4.0 FINDINGS AND CONCLUSION
4.1 Impact of Globalisation and Deregulation on the Industries
Globalisation slapped everyone in the faces whether they liked it or not, and airline industry players were not spared, having been forced to form smart partnerships/strategic alliances (Chan, 2000) to overcome increasing competition that threatens their survivability. IT’s role can never be questioned. For instance, members of Star Alliance, the biggest of the 3 major alliances, combine and share operations and code-sharing on 912 destinations in 159 countries (Star Alliance 2007).
Deregulation/liberalisation of the airline industry was a paradigm shift which started in the US in 1978. It witnessed the proliferation of low-cost carriers (LCCs) or budget/no frills airlines due to the lowering of entry barriers which subsequently lead to acrimonious price wars, cheap fares, IT-driven online reservations, ticketless travel and a host of other innovations that was focused on the customer, in addition to changing network structures by introducing hub and spoke networks. It also resulted in better or differentiated services.
However, a major impact was the collapse of major, full-service carriers (Chan, 2000) that resulted in consolidation of the industry. In Malaysia, with deregulation came the birth of AirAsia, and suddenly, “Now everyone can fly”.
For the banking industry, globalisation and deregulation had a similar indelible impact as it did the airline industry. The list of casualties from the recent credit crunch and subprime crisis, reads like a Who’s Who of financial powerhouses. On the dark side, IT actually hastened the global financial meltdown due to deregulation/liberalisation where trillions of dollars vanished into thin air with dire consequences.

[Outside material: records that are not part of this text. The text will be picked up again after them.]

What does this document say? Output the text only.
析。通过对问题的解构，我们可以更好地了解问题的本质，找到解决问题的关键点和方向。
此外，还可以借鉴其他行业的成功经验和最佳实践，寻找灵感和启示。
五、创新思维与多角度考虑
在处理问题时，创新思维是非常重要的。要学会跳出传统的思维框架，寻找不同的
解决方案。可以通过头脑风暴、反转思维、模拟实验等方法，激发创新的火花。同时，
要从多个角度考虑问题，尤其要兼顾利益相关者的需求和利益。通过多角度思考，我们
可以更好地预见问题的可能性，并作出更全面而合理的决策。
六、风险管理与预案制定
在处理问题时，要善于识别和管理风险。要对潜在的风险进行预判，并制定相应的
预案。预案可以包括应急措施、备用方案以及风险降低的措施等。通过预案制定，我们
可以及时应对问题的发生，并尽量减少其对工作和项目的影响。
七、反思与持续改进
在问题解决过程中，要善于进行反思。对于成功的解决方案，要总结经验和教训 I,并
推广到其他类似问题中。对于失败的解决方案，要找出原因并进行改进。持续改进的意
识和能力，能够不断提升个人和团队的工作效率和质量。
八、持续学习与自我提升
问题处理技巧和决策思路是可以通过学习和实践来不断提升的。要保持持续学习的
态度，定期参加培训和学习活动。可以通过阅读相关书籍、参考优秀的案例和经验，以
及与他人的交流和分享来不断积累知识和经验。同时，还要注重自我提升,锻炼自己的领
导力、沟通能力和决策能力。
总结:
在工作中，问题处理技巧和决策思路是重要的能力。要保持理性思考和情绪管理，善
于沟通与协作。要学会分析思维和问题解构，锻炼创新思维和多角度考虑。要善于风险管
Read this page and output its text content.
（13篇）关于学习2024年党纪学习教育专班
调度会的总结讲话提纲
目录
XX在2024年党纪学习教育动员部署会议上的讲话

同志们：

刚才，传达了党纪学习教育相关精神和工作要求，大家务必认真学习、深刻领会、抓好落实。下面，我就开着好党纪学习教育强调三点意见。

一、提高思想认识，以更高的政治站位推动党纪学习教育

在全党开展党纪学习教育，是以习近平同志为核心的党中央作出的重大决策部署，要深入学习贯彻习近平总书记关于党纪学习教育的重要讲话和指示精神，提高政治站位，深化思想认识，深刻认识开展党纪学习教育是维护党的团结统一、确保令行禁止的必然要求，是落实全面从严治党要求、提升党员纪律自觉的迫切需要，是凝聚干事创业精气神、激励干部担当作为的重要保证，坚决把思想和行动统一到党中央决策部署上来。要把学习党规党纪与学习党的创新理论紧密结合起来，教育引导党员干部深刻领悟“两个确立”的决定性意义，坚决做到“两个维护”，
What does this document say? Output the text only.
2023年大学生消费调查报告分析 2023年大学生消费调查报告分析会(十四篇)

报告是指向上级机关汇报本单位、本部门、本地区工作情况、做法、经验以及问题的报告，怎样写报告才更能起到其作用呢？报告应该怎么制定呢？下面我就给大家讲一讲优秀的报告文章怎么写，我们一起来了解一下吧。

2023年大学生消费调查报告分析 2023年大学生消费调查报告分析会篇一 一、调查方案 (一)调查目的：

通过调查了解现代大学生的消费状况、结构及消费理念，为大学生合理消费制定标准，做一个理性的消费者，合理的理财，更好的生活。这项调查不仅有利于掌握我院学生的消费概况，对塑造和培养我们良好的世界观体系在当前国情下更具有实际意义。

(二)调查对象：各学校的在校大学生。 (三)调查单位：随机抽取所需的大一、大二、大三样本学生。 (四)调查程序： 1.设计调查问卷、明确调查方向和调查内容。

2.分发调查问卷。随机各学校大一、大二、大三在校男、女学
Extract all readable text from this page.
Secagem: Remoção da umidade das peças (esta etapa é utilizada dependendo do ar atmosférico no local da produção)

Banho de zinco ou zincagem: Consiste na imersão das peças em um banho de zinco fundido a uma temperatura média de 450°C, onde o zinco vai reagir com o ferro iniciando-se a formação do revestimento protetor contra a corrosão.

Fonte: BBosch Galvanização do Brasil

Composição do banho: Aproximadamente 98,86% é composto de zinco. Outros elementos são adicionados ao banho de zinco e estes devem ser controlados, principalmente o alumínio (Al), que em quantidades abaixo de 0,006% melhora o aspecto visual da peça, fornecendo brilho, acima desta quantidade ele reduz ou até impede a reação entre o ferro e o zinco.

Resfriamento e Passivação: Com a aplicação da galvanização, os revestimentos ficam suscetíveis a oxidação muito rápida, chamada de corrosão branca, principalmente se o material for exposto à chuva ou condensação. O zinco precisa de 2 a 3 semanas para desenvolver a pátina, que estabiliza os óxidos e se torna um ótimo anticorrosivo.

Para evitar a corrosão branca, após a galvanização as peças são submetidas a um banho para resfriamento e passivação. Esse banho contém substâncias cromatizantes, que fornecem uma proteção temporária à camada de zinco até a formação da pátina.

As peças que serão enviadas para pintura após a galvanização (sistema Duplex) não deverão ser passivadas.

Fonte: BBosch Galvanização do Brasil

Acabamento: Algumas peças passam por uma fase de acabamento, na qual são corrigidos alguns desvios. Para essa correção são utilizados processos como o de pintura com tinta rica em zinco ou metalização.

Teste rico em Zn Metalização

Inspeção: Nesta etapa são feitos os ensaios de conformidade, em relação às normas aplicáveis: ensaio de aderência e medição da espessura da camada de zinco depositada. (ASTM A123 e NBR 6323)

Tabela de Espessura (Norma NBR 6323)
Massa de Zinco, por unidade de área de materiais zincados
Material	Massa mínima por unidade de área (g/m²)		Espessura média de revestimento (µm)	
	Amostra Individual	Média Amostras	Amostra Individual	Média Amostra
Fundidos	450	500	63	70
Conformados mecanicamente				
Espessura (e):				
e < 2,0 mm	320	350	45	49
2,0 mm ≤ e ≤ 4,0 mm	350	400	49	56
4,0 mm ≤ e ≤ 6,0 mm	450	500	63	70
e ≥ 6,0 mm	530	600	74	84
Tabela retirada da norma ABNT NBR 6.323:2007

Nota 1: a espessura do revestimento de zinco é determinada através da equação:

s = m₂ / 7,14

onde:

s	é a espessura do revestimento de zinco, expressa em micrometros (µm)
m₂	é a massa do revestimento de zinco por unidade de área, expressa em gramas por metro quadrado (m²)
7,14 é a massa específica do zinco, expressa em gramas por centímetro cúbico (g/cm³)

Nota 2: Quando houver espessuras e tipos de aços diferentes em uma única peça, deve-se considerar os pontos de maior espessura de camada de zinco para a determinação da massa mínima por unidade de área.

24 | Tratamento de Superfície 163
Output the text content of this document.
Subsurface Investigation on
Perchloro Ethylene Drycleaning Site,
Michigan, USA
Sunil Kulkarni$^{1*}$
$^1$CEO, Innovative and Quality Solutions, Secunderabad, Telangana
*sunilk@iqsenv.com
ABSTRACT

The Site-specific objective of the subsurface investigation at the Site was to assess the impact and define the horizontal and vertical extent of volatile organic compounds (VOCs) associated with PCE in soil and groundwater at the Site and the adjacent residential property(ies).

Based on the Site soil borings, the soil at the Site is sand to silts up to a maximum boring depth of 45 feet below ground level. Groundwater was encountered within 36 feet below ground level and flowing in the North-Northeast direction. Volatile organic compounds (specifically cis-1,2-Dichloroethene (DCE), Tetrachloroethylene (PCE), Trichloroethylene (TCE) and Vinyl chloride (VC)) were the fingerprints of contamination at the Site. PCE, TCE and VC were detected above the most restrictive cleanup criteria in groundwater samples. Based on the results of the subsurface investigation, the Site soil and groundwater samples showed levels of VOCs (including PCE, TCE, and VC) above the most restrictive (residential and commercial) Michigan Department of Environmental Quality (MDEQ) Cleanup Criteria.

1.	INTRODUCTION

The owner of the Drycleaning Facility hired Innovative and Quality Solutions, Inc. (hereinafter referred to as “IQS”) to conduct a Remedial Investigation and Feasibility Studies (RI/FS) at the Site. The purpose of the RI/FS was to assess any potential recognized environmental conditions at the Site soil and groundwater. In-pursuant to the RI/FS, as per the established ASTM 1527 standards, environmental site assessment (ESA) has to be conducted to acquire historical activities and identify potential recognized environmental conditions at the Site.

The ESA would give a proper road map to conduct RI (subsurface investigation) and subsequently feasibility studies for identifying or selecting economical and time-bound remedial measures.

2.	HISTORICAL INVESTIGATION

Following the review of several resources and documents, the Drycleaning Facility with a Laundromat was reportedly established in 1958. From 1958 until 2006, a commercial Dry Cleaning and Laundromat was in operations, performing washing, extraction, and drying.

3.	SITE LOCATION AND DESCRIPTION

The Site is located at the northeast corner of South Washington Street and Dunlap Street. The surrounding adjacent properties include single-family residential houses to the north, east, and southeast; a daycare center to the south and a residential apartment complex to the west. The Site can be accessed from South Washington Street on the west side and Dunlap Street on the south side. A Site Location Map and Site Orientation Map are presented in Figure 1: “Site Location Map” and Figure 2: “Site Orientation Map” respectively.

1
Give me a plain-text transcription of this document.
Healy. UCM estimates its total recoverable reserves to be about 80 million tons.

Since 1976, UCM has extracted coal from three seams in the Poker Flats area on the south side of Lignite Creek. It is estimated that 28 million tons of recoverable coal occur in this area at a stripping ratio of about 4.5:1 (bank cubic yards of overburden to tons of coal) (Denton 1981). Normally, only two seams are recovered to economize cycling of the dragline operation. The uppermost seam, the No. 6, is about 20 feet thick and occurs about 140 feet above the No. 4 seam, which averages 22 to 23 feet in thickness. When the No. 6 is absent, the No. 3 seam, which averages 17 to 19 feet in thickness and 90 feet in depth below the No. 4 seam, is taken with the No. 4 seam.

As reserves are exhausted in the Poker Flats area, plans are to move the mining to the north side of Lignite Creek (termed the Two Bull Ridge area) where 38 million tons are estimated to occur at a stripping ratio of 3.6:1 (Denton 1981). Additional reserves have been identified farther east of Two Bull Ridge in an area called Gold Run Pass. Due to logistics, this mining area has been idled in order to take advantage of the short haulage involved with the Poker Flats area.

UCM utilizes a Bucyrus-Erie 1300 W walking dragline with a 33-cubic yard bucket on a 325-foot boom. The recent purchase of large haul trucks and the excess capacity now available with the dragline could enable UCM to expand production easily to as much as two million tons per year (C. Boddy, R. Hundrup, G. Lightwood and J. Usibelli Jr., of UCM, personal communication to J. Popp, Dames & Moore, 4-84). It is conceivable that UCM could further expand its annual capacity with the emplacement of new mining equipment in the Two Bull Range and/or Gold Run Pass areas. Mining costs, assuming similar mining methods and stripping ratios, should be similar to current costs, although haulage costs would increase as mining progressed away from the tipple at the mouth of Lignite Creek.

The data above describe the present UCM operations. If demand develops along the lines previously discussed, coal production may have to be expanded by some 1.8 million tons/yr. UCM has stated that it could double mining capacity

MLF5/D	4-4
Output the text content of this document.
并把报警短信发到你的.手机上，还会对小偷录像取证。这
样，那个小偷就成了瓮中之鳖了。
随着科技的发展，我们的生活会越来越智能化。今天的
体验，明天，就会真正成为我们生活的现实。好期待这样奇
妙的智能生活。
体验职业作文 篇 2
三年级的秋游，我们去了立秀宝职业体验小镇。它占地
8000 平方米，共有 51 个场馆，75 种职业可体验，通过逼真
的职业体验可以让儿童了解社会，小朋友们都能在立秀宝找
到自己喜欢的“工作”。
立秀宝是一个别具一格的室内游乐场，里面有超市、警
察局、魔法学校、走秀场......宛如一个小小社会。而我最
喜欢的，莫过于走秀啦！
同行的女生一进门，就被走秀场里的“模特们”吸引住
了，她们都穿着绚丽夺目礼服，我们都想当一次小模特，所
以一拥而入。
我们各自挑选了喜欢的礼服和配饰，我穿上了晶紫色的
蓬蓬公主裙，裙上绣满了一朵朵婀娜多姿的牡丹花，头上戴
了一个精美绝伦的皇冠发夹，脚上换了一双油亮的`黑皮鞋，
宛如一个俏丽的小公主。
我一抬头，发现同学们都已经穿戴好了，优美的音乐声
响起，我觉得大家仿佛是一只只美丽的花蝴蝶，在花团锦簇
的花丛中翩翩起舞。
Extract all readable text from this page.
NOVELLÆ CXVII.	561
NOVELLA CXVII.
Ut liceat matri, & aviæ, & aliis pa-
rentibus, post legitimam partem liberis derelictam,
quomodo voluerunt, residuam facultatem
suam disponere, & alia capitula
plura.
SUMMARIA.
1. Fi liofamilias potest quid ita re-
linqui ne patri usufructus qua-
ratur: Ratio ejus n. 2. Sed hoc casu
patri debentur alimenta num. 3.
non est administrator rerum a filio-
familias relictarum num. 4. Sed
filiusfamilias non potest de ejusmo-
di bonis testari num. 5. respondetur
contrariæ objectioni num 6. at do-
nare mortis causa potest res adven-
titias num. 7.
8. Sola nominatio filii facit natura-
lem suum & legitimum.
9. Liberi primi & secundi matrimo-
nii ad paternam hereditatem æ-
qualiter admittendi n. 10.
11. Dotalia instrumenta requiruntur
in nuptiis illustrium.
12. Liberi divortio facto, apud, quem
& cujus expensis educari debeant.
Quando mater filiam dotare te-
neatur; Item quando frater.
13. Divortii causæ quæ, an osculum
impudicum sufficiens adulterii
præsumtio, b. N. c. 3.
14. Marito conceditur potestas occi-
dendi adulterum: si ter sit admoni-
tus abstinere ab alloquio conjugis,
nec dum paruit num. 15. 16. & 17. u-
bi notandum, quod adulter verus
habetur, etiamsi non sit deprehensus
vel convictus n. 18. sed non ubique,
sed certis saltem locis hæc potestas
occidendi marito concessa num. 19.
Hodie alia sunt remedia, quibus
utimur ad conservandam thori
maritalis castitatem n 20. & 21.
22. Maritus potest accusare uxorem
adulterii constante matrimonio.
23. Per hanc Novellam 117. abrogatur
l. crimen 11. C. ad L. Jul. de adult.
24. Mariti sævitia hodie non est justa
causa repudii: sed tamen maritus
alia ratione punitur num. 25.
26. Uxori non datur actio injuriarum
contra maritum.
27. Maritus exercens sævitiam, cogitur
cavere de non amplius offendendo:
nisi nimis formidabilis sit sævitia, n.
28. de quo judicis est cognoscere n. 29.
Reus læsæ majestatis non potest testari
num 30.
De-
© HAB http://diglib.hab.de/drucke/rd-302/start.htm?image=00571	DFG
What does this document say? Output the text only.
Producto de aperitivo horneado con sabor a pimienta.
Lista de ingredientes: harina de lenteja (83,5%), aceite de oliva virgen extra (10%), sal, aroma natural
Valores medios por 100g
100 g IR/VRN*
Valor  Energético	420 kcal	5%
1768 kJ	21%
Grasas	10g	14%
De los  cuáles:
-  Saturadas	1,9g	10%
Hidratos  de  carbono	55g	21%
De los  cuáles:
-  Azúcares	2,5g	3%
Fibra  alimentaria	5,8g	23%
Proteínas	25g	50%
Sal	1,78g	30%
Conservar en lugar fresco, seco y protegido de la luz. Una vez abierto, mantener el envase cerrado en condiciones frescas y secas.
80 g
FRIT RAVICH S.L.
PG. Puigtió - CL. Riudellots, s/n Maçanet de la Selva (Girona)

In a local context, it meant consolidation of the banking industry from 52 local banks to only 9, with further consolidation planned by Bank Negara Malaysia (BNM). Stiff competition means that local banks are impelled to take measures to add value to customers, streamline business processes and adopt IT rigorously in a world where virtual, self-service online channels and EBCs have become a norm. Last week, BNM announced further liberalisation with a total of 7 new banking licences to world-class foreign banks by 2011. HSBC’s “The World’s Local Bank” tagline is exactly the shape of things to come.
4.2 Analysis and Evaluation
Amazingly, IT makes possible “processes that people have not even dreamed of” (Hammer and Champy 2001, p. 92). IT has become a core competence and plays a crucial role in integrating every process and function within the banking and airline industry. Highly evolved service companies would in some way, use one or all of the following examples as a tool in their organisation briefly summarised in Table 3 below:-
Table 3
For practical reasons, we summarise the findings of this report in Tables 4 and 5 herein below for ease of reference.
Table 4
Table 5
4.3 The Present and Future Needs of IT in service operations
In conclusion, Sun Tzu’s “speed is the essence of war” is so relevant in today’s service operations. IT is an indispensable enabling tool in this rapidly changing, globalised world to conquer complexities and make it possible to deliver quality services, faster and cheaper without the constraints of time and distance.
It’s hardly debatable- speed and flexibility in service operations and the mastery to make procedures and processes simpler or even to remove frivolous processes in organisations for internal and external customers are among the benefits of IT. To remain competitive by focusing on customer needs and demands is one of the most apparent benefits of IT in service operations. In short, striking a balance between using IT with the greatest parsimony of expense to simplify complexities for their customers while delivering quality services at low prices and maximising profits, is the raison d être for banks and airlines in the service industry.